Well, my usual tactics for dealing with failure involve wallowing in self-hatred, starving myself as much as possible, then giving in and binging on all the junk food EVER while watching crappy detective series for hours on end. Now, even I can see that this isn’t an amazingly good example of how to react to a setback. So this time, I’m going to do something different.
I’m not going to react to it at all.
That’s it. Nothing. Zilch. Nada. I’m just going to carry on as if it never happened.
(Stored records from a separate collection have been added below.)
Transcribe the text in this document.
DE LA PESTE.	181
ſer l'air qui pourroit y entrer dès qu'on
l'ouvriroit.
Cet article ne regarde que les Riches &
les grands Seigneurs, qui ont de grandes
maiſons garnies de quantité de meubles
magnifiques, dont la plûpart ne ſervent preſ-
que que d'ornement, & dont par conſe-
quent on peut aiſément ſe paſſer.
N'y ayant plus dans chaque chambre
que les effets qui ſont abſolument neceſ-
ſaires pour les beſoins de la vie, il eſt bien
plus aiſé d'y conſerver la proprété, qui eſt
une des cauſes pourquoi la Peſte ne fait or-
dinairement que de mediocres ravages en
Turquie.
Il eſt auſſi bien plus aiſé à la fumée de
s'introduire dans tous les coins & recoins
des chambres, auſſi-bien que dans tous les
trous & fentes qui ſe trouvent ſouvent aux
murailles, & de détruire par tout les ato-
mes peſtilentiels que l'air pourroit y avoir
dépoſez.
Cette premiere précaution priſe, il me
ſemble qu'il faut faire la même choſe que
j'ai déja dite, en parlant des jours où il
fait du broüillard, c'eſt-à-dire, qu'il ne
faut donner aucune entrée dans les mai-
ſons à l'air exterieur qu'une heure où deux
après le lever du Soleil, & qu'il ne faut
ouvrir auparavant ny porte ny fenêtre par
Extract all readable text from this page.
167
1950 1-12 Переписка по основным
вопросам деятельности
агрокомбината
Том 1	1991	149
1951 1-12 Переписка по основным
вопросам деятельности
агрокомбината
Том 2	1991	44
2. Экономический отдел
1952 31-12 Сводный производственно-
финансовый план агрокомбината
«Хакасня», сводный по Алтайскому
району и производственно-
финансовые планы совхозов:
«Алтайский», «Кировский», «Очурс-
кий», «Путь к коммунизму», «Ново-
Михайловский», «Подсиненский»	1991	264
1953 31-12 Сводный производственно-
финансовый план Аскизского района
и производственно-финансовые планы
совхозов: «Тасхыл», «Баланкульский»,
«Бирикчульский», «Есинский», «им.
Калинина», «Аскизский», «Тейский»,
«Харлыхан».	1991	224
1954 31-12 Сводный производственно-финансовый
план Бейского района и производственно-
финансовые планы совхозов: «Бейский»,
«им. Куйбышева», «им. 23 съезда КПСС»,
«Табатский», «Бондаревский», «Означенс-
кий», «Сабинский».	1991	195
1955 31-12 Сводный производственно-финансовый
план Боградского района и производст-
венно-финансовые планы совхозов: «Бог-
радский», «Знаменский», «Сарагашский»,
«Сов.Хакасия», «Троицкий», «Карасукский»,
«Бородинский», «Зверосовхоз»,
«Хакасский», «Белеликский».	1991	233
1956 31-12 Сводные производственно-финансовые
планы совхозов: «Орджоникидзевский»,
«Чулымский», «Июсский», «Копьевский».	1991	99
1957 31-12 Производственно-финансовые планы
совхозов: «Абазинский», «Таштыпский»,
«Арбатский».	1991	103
That’s right. If I react to every little setback – and casting my mind back to previous attempts to control my behaviour, there will be loads – by beating myself up, I’ll make precisely no progress. If I try to ‘make up’ for not meeting a target by being harder on myself the next day, I’ll get overwhelmed and stop enjoying the process of slow change. So I’ll just mark down in my calendar that I didn’t meet the target and the circumstances surrounding me not meeting it, and then carry on as if nothing happened.
Then if a pattern starts to emerge – maybe everytime I get drunk on a Friday night, or go out with friends on a Saturday, I’ll be unable to meet my target – I can look at how to deal with this. PerhapsĀ I’ll need to make or buy some meals so they’re ready in the fridge to be warmed up in the morning. Maybe I’ll need to ban the corner shop from stocking Magnums (practical!). But for now I’ve missed one healthy meal, there is no pattern, so I’m not going to cry over it or second guess myself.
The nice change here is that, despite doing something that didn’t fit the plan yesterday, I don’t feel awful today because I’m not blaming myself for it. Which means I’ve gone right back into cooking my healthy meal for today without a sniffle. (Today was lamb stew, and it was pretty bloody tasty.)
Not beating yourself up: turns out, it feels pretty good.
I’ve found this to be a great strategy! We’ve got to be kind to ourselves and encourage ourselves to keep going.